Musan Miners Tumbling into Tribulation

[imText1]An North Korean inside source said in a phone conversation on the 22nd, “With long-term suspension of exports due to the break in China’s investment in North Korea’s iron ore production, the lives of citizens and of the Musan Mine laborers have become extremely difficult. There have been talks that this might be the 2nd March of Tribulation (Mass starvation period in the 1990s).”

The South Korean Chamber of Commerce and Industry released in a report on the 21st entitled “North Korean Underground Resource Joint Development Strategy” that China has cleared with one stroke North Korean minerals, the Musan Mines being a representative example.

The report contained the contract which gave 50-years-mining rights at the Musan Mine in North Hamkyung, which boasts North Korea’s greatest supply of iron ore, to China for 70 hundred million Yuan (approximately DSD950 million). According to the contract, China can claim 10 million tons of iron ore from Musan every year for 50 years.

However, China’s investment in the Musan Mine, which constituted the country’s representative investment in North Korean underground resources, was disrupted due to opinions surrounding the retrieval methods of shares and investment funds, which could not be narrowed down. Accordingly, Musan Mine laborers undergoing difficulty with the operation of the mine have fallen into a severe hardship.

The South Korean intelligence authorities confirmed the veracity of the breakdown in investment negotiation in early June of this year.

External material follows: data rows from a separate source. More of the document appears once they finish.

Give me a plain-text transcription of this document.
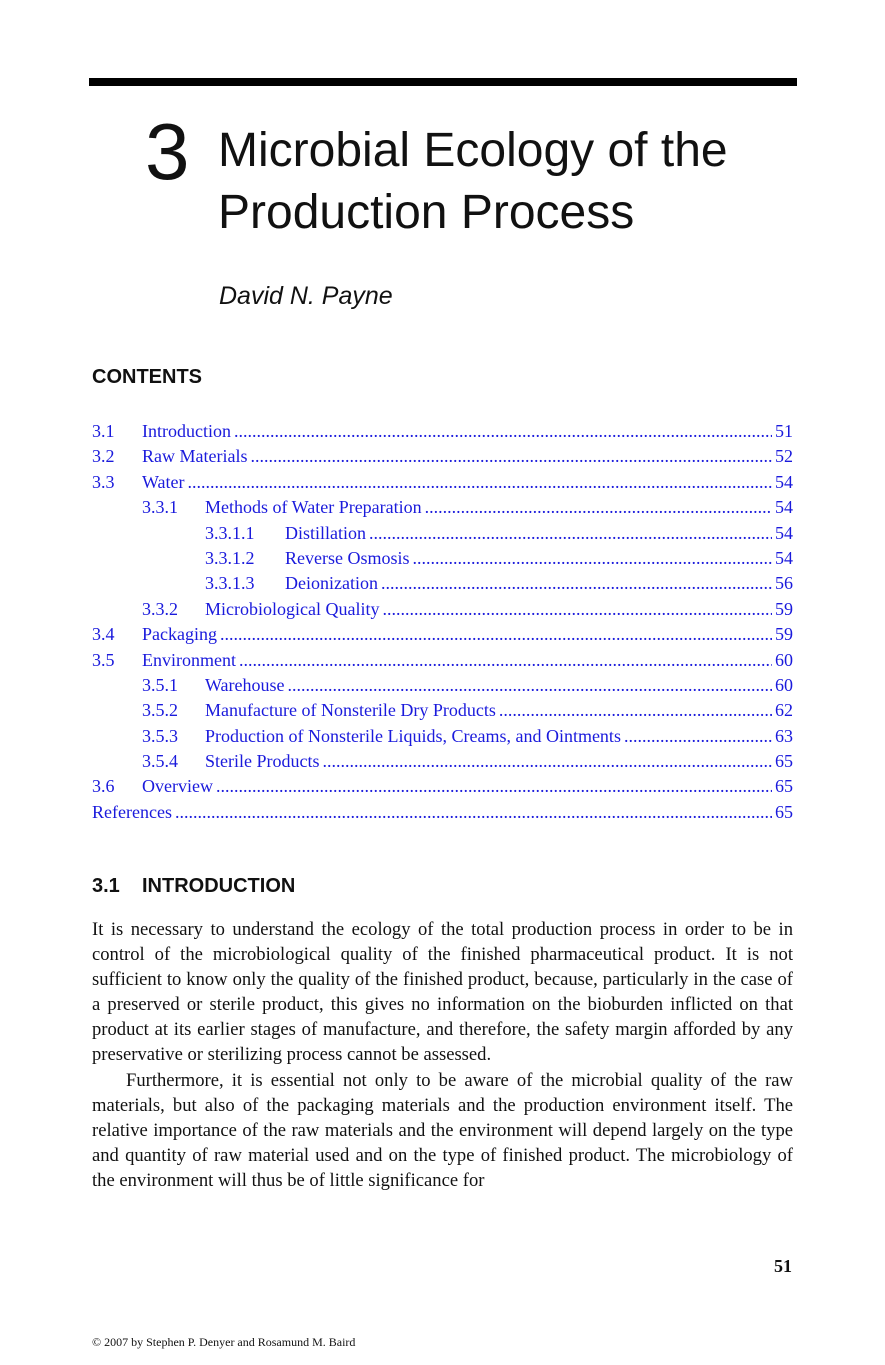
3 Microbial Ecology of the
Production Process
David N. Payne
CONTENTS
3.1 Introduction .....	51
3.2 Raw Materials .....	52
3.3 Water .....	54
3.3.1 Methods of Water Preparation .....	54
3.3.1.1 Distillation .....	54
3.3.1.2 Reverse Osmosis .....	54
3.3.1.3 Deionization .....	56
3.3.2 Microbiological Quality .....	59
3.4 Packaging .....	59
3.5 Environment .....	60
3.5.1 Warehouse .....	60
3.5.2 Manufacture of Nonsterile Dry Products .....	62
3.5.3 Production of Nonsterile Liquids, Creams, and Ointments .....	63
3.5.4 Sterile Products .....	65
3.6 Overview .....	65
References .....	65
3.1 INTRODUCTION

It is necessary to understand the ecology of the total production process in order to be in control of the microbiological quality of the finished pharmaceutical product. It is not sufficient to know only the quality of the finished product, because, particularly in the case of a preserved or sterile product, this gives no information on the bioburden inflicted on that product at its earlier stages of manufacture, and therefore, the safety margin afforded by any preservative or sterilizing process cannot be assessed.

Furthermore, it is essential not only to be aware of the microbial quality of the raw materials, but also of the packaging materials and the production environment itself. The relative importance of the raw materials and the environment will depend largely on the type and quantity of raw material used and on the type of finished product. The microbiology of the environment will thus be of little significance for

51
© 2007 by Stephen P. Denyer and Rosamund M. Baird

North Hamkyung Province’s Musan Mine is a strip mine containing 30 hundred million tons of coal reserves, 13 hundred million tons of coals available for excavation and several hundred tons of steel concentrate. These resources were entrusted to the Kim Chaek and Sungjin Steel Mills, but due to the unreliable operation of these mills, mining came to a halt in early 2000.

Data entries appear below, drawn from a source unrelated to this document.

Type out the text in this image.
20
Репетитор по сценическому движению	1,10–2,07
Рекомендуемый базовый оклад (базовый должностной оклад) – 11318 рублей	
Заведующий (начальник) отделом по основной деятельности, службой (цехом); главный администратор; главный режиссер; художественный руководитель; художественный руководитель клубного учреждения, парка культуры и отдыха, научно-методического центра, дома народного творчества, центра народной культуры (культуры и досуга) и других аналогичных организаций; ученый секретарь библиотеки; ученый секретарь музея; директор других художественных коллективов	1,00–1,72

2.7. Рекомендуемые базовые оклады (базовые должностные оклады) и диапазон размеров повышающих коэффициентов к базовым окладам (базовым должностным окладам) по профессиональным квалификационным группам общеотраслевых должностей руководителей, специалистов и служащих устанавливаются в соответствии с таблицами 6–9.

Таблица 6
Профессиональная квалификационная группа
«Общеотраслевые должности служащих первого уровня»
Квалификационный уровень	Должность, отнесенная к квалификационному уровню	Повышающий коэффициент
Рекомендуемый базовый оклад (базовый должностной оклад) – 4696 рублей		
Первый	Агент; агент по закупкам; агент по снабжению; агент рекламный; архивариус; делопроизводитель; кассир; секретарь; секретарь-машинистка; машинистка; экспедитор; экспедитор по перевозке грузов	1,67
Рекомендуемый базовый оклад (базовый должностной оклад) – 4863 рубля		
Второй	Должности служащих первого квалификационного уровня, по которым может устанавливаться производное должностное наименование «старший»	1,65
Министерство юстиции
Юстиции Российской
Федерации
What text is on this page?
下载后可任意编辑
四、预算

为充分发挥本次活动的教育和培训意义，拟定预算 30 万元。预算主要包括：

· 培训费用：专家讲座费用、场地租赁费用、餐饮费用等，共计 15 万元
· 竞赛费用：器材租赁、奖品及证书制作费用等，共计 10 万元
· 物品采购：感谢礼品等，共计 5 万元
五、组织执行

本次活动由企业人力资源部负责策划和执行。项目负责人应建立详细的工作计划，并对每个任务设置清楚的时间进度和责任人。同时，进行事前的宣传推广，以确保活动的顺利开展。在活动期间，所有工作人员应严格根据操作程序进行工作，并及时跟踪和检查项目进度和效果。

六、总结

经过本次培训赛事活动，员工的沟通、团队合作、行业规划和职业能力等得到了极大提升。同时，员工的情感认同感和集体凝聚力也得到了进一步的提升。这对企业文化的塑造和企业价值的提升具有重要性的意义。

In 2005, the North Korean government closed an investment contract with the Chinese Tonghua Steel Group Consortium which marked the start of Chinese investment in Musan Mine. When iron ore exports to China began, the North Korean authorities resumed the provision system to mine laborers and their families.

As a reward for exporting iron ore to China, the citizens received an influx of goods including food, gasoline, and construction materials, and their lives in Musan had stabilized over the last two years.

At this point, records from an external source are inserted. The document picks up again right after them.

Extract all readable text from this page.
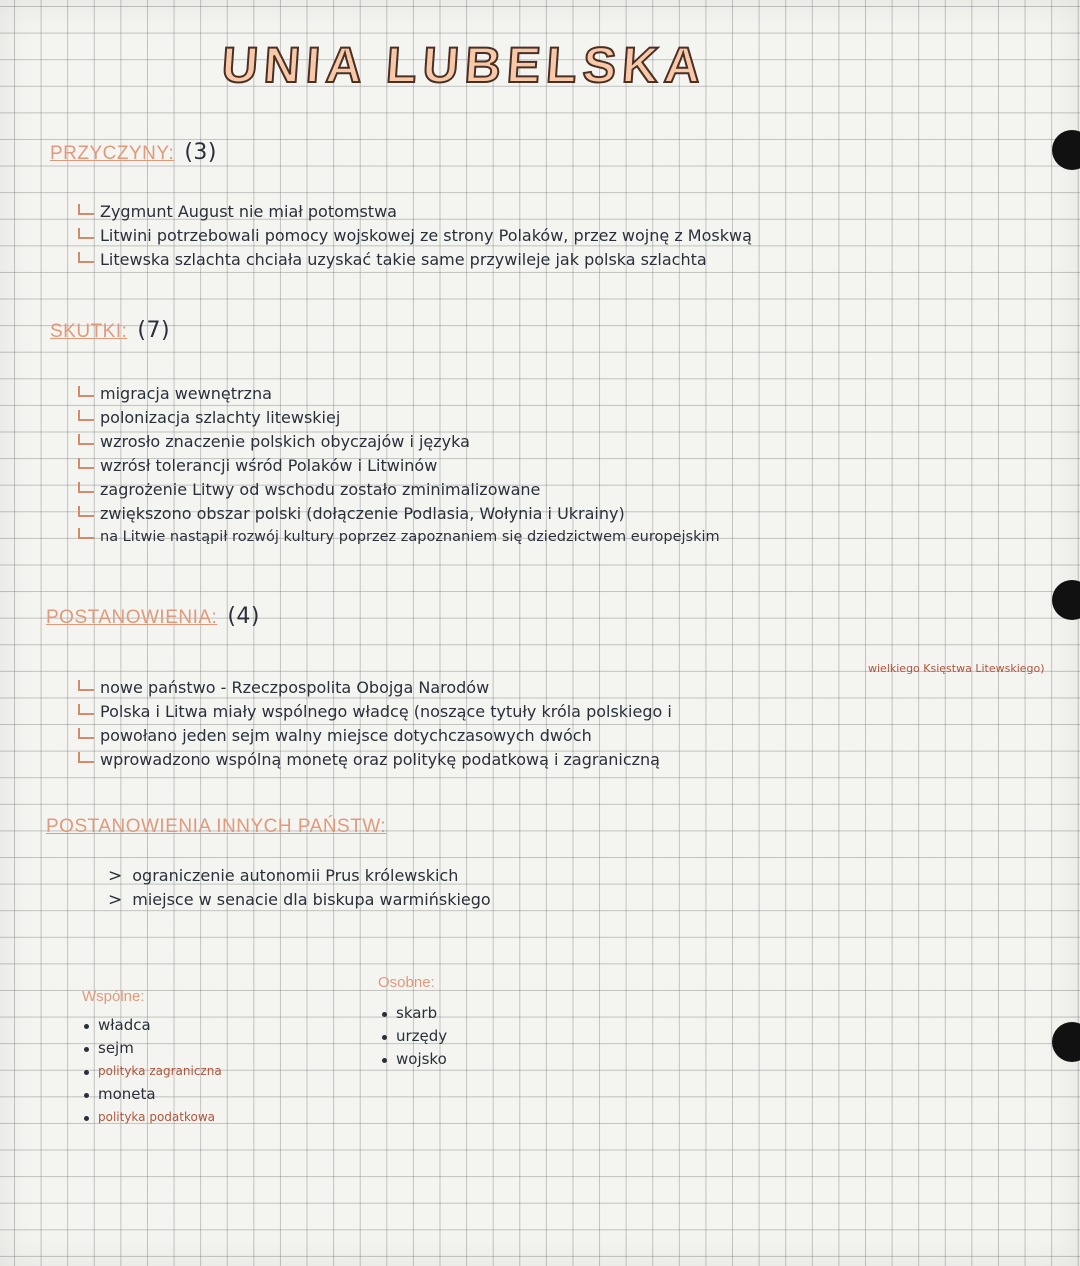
UNIA LUBELSKA
PRZYCZYNY: (3)
Zygmunt August nie miał potomstwa
Litwini potrzebowali pomocy wojskowej ze strony Polaków, przez wojnę z Moskwą
Litewska szlachta chciała uzyskać takie same przywileje jak polska szlachta
SKUTKI: (7)
migracja wewnętrzna
polonizacja szlachty litewskiej
wzrosło znaczenie polskich obyczajów i języka
wzrósł tolerancji wśród Polaków i Litwinów
zagrożenie Litwy od wschodu zostało zminimalizowane
zwiększono obszar polski (dołączenie Podlasia, Wołynia i Ukrainy)
na Litwie nastąpił rozwój kultury poprzez zapoznaniem się dziedzictwem europejskim
POSTANOWIENIA: (4)
wielkiego Księstwa Litewskiego)
nowe państwo - Rzeczpospolita Obojga Narodów
Polska i Litwa miały wspólnego władcę (noszące tytuły króla polskiego i
powołano jeden sejm walny miejsce dotychczasowych dwóch
wprowadzono wspólną monetę oraz politykę podatkową i zagraniczną
POSTANOWIENIA INNYCH PAŃSTW:
> ograniczenie autonomii Prus królewskich
> miejsce w senacie dla biskupa warmińskiego
Wspólne:
władca
sejm
polityka zagraniczna
moneta
polityka podatkowa
Osobne:
skarb
urzędy
wojsko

However, now with the suspension of iron exports to China as a result of the ruptured joint investment with North Korea, the volume of production is said to have rapidly decreased.

The source said, “With the cease in iron ore exports to China, provisions to the miners have ceased, which has incurred significant damage. We are in the ‘March of Tribulation’ again. Just when we are barely able to get by, something else happens.”

The source introduced the current situation of withdrawal of the Musan Mine laborers, “Of the mere 500 thousand won (approximately USD 152) a person can earn mining, 100,000 won goes to the mining labor department, it takes another 100,000 won to receive a diagnosis at mining hospitals and about 300,000 won in bribes to receive approval from the Safety Agency and the County Labor Department. The despair of the people is so heavy that they hope to get out of mining, despite any provisions that may be given.”